“Alguns
livros são imerecidamente esquecidos,
nenhum
é imerecidamente lembrado”, Frederich Nietszche
“Catorze
mil versos de sermões assim, quem poderia lê-los sem desmaiar de cansaço ou de
sono? (…) nada faltou a Dante senão um bom gosto e discernimento na arte”,
lê-se nas cartas virgilianas (1758) escritas pelo douto jesuíta Saverio Bettinelli
(apudECCO:2007) sobre a Divina
Comédia. Por ocasião da morte do poeta Baudelaire, o escritor francês Émile Zola escreveu “dentro de cem anos Les
Fleurs du mal serão apenas recordadas como uma curiosidade”. Já the London Critic (1855) chegou a
afirmar que “Walt Whitman tem a mesma relação com a arte que um porco com a
matemática”. Mediante tais observações desagradáveis dos críticos literários
renomados daqueles tempos, quem dos consumidores de literatura ousaria
protestar e prever o sucesso desses autores clássicos sem ser tido como ridículo?!
Entretanto,
ao longo do tempo, o belo da arte dos autores supracitados prevaleceu sobre a
crítica mordaz de quem naquele tempo afigurava-se uma autoridade da literatura.

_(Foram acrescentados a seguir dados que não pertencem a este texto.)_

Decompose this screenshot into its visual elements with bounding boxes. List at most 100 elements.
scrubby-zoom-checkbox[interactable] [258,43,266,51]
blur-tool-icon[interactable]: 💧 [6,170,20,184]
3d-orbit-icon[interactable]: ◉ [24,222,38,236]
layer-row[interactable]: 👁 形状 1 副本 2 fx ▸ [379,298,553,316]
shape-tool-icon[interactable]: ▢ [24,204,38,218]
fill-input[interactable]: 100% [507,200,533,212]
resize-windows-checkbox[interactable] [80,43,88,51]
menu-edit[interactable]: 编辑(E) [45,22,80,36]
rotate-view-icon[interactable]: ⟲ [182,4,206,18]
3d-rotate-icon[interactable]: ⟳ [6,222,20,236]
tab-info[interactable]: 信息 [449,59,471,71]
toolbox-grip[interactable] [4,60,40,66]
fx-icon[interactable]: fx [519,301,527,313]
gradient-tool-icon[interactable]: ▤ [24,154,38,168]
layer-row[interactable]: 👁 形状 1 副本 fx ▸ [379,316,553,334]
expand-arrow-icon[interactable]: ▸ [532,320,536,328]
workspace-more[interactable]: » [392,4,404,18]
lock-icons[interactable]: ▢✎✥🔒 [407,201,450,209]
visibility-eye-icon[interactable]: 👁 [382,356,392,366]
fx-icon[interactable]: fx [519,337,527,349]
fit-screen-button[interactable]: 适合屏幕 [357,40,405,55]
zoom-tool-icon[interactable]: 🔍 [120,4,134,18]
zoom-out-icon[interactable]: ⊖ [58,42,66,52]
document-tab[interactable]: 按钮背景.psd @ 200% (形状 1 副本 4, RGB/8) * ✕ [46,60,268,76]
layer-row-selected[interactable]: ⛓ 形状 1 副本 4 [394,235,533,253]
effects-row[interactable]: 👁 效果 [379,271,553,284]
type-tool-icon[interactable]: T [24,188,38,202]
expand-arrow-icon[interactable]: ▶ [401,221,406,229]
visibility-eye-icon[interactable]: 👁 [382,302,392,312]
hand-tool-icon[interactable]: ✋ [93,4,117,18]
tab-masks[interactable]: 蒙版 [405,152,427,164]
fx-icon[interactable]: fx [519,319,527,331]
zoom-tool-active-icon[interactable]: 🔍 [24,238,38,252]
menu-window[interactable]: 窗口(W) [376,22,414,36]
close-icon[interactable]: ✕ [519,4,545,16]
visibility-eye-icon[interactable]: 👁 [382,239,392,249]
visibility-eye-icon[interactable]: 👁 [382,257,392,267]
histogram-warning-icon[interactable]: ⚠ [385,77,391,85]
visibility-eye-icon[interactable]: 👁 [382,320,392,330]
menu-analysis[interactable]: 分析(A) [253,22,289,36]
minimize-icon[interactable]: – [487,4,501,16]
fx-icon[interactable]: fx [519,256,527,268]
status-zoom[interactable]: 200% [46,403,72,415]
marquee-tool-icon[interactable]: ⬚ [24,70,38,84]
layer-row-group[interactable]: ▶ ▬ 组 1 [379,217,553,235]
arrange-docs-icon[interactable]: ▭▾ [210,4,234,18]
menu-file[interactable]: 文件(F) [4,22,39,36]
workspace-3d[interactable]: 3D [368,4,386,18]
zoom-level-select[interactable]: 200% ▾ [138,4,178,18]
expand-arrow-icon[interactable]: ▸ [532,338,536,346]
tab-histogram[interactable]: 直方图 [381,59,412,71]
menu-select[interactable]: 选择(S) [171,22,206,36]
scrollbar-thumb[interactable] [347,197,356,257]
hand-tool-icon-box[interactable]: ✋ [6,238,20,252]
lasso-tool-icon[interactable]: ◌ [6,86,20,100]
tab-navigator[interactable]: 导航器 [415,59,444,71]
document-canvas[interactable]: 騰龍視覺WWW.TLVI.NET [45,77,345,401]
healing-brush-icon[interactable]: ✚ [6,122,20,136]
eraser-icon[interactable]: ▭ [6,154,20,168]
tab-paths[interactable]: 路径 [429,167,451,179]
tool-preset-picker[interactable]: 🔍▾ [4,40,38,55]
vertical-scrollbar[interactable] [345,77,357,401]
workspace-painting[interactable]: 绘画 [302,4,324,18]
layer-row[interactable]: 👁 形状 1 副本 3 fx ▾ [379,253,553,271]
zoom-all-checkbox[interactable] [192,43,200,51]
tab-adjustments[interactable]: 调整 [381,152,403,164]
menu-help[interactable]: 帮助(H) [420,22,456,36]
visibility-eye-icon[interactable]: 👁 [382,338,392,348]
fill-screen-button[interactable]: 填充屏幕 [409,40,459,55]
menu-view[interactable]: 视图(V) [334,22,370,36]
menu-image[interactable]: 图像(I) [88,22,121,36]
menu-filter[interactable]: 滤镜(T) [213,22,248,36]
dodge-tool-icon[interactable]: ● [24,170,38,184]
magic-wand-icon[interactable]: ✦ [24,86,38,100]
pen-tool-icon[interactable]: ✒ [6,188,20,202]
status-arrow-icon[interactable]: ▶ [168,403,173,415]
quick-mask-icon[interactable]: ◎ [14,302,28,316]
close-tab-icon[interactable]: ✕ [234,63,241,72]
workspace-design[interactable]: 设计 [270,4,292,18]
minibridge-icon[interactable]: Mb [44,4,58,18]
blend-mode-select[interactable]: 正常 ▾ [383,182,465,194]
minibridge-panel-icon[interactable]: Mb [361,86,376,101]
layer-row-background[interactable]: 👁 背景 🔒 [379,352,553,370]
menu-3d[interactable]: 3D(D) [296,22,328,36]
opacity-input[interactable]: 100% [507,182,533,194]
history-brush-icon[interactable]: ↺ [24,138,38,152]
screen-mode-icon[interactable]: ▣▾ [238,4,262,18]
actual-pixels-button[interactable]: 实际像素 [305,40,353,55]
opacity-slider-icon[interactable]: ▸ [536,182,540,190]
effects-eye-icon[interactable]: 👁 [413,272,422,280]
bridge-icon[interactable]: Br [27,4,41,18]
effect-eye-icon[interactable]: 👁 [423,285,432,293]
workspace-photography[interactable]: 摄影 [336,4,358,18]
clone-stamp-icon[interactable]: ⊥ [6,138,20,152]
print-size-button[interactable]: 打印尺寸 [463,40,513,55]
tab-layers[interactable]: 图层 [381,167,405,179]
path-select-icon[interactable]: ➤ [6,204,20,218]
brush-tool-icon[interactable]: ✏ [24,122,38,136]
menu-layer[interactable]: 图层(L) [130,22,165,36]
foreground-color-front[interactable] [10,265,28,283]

Como se explica essa estranha imortalidade de
certas obras literárias que sobrevivem ao tempo e à crítica dos maiores doutos
da arte? Se calhar fosse o caso para dizer-se que o valor estético não é
definitivamente relativo quanto ao tempo e espaço, como convencionalmente se
pensa. Ou talvez tenhamos de aceitar o aspecto óbvio de que toda a obra de arte tem um valor intrínseco, por conseguinte, não carece de nenhuma validação do
crítico literário. Aliás, o real papel dum crítico literário é lançar a luz
sobre o enredo textual, descortinando a graciosidade da sua estrutura, a
problemática do seu tema e as implicações do seu assunto sobre a nossa actual
condição humana.
Ainda
retomando o questionamento do relativismo do belo artístico, se concordarmos
que a literatura é um meio de narrar nossas imaginações, sentimentos e
pensamentos da maneira mais bela possível, e o belo é um valor estético que
varia em cada época, como se pode responder ao facto de, por exemplo, a
Odisseia e Ilíada de Homero granjear admiração desde antiguidade grega até aos
nossos dias? Mostra-se, deste modo, necessária a compreensão de que a
literatura seja imbuído doutros valores e interesses, além do belo na sua
forma. A ideia de que a literatura seja bela, mas inútil já não é mais uma
conclusão convincente num debate sobre o poder da arte. Houve tempo em que se
mostrava conveniente defender-se a ideia de fazer-se arte pela arte, ou seja
uma arte totalmente desinteressada, de tal maneira que ela não sucumbisse ao
moralismo social, político e, ou, religioso. Porém, sujeitar-se a arte a esse
sacrifício de inutilidade afigura-se-me um auto-engano de quem assim a
sentencia, pois ela jamais se revelou inútil ao mundo. A arte, especificamente,
a literatura, em seu modo desinteressado e ficcional, sempre sugeriu as
virtudes da vida, sem precisar de dize-las ou defini-las.
O
desafio que se nos impõe a todos nós como consumidores da arte é a capacidade
de interpretação. Na literatura assim como na própria vida é disfuncional o
adágio de que “contra factos, não há argumentos”. Esses dois mundos, um
carregado de ficção e outro de realidade, têm a mesma exigência de
interpretação que é um exercício em busca do sentido das coisas. E quando a
literatura, em particular, assim o exige, ela torna-se o objecto do pensamento,
porquanto o acto de pensar configura-se como este exercício (inexorável) em
busca do sentido. Por essa razão, pode atribuir-se à literatura a função primordial
de instigar a reflexão sobre a condição humana. Haverá outras funções não menos
importantes nas quais se destaca a catarse,
empatia, autorreconhecimento e autossuperação perante modelos regenerativos e
degenerativos fornecidos pela literatura.
Diria
que a função primordial da literatura que é de provocar pensamentos despoleta automaticamente
funções secundárias, algumas delas já supramencionadas. A múltipla
funcionalidade dos textos literários tem a ver com a própria natureza da
literatura que é miscelanicamente holística.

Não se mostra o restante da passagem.